Before he launches into whatever subject matter he wants to talk about, he elaborately introduces himself - "My name is John AT-ah-nat-zio."
The introduction is necessary only by operation of the commission's rules which demand that any citizen wishing to comment must give his name and address. There is an element of gilding the lily in this because the citizen must have already, perforce, filled out a card with the same information.
Why all of this, no one knows. Probably just a compulsion of officious government (with German overtones) that wants to act like bureaucrats. One learns from another in that league, doncha know?
Actually, no introduction is necessary for John Atanasio, who is as familiar figure in Largo as anyone could be. Better known, perhaps, than some of the individuals who sit up on the dais.
And with more life experience - absolutely, without question - than any of them.
It began for Atanasio many years ago in the land of the Romans and those who have come down to us from those people have inborn in them many of the characteristics that carried their ancestors to great success.
Romans were running the world when the folks of northern Europe and the British Isles were painting their bodies and running around the woods bare naked.
Atanasio came here as a very young and tender youth. He learned English the hard way - through immersion and struggling among school mates. There was no move on in those days to have Americans learn the language of those who came to join us. They just had to do it.
But he learned and learned more than the language. He learned how to live in this country and learned that hard work and good citizenship were the keys to a happy life.
That may sound corny to some who these days think that one gets on by getting over on people. Not John Atanasio. He became a good citizen.
When this country got into the nastiness that dominated the world from 1939 to 1945, Atanasio was one of those in uniform.
He wound up flying B-24s - those big four-engine behemoths that brought destruction to Nazi occupied Europe. The amazing part is that he flew 50 missions or so and survived. Keep in mind that the casualty rate - in round figures - for our bomber forces in Europe was about 50 percent.

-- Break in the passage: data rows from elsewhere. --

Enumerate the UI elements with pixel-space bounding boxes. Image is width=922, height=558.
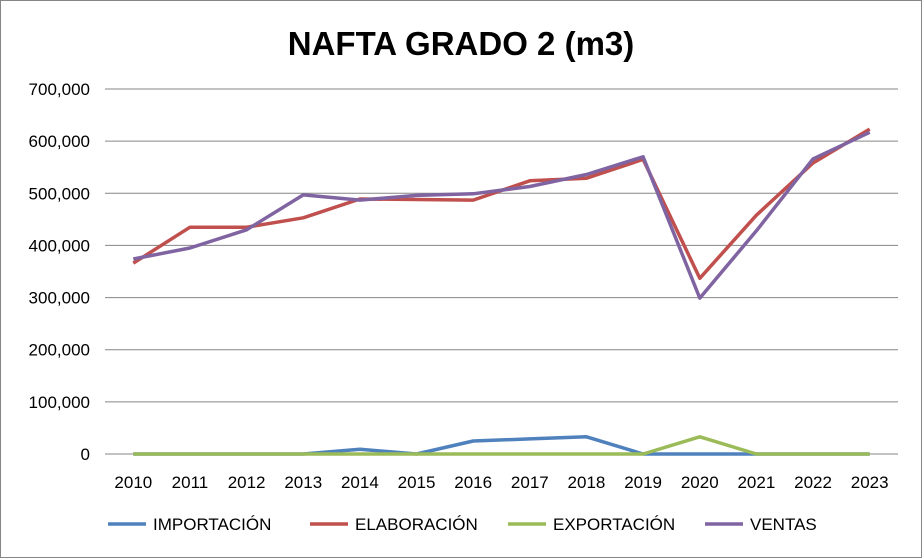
x-tick-label: 2021 [737,473,775,492]
y-tick-label: 600,000 [29,132,90,151]
legend-label: ELABORACIÓN [355,515,478,534]
series-line-ventas [132,130,871,300]
x-tick-label: 2019 [624,473,662,492]
x-tick-label: 2012 [228,473,266,492]
y-tick-label: 100,000 [29,393,90,412]
x-tick-label: 2018 [568,473,606,492]
legend-label: IMPORTACIÓN [153,515,271,534]
y-tick-label: 700,000 [29,80,90,99]
series-line-exportación [133,435,870,456]
x-tick-label: 2016 [454,473,492,492]
x-tick-label: 2010 [114,473,152,492]
x-tick-label: 2017 [511,473,549,492]
x-tick-label: 2023 [851,473,889,492]
y-tick-label: 300,000 [29,289,90,308]
legend-label: EXPORTACIÓN [553,515,675,534]
x-tick-label: 2015 [398,473,436,492]
legend-label: VENTAS [750,515,817,534]
y-tick-label: 0 [81,445,90,464]
x-tick-label: 2011 [172,473,209,492]
x-tick-label: 2020 [681,473,719,492]
y-tick-label: 500,000 [29,184,90,203]
series-line-importación [133,435,870,456]
chart-title: NAFTA GRADO 2 (m3) [288,25,635,62]
y-tick-label: 400,000 [29,236,90,255]
y-tick-label: 200,000 [29,341,90,360]
x-tick-label: 2013 [284,473,322,492]
x-tick-label: 2022 [794,473,832,492]
series-line-elaboración [132,127,871,281]
x-tick-label: 2014 [341,473,379,492]
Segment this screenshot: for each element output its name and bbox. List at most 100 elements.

What is wonderful is that those guys from WW2, who put it on the line, never behaved as though what they had done was any more unusual than just doing one's duty.
The "greatest generation" tag which was written about by this agent long before Tom Brokaw picked up the idea and ran with it (based on something I had written) was as accurate and applicable a characterization that has been put on any group in this country's history.
Atanasio came home, had his family, went into business, prospered and succeeded.
We're lucky he came to Pinellas County to add to all the other wonderful attributes of paradise.
Talk to John, who is always relaxed, always in good humor, sweating nothing, obviously knowing the value of life because he had seen death close up, and you get the picture - no big deal.
And it's the guys who exemplify "no big deal" who are a big deal.
The Bible talks about that, doesn't it?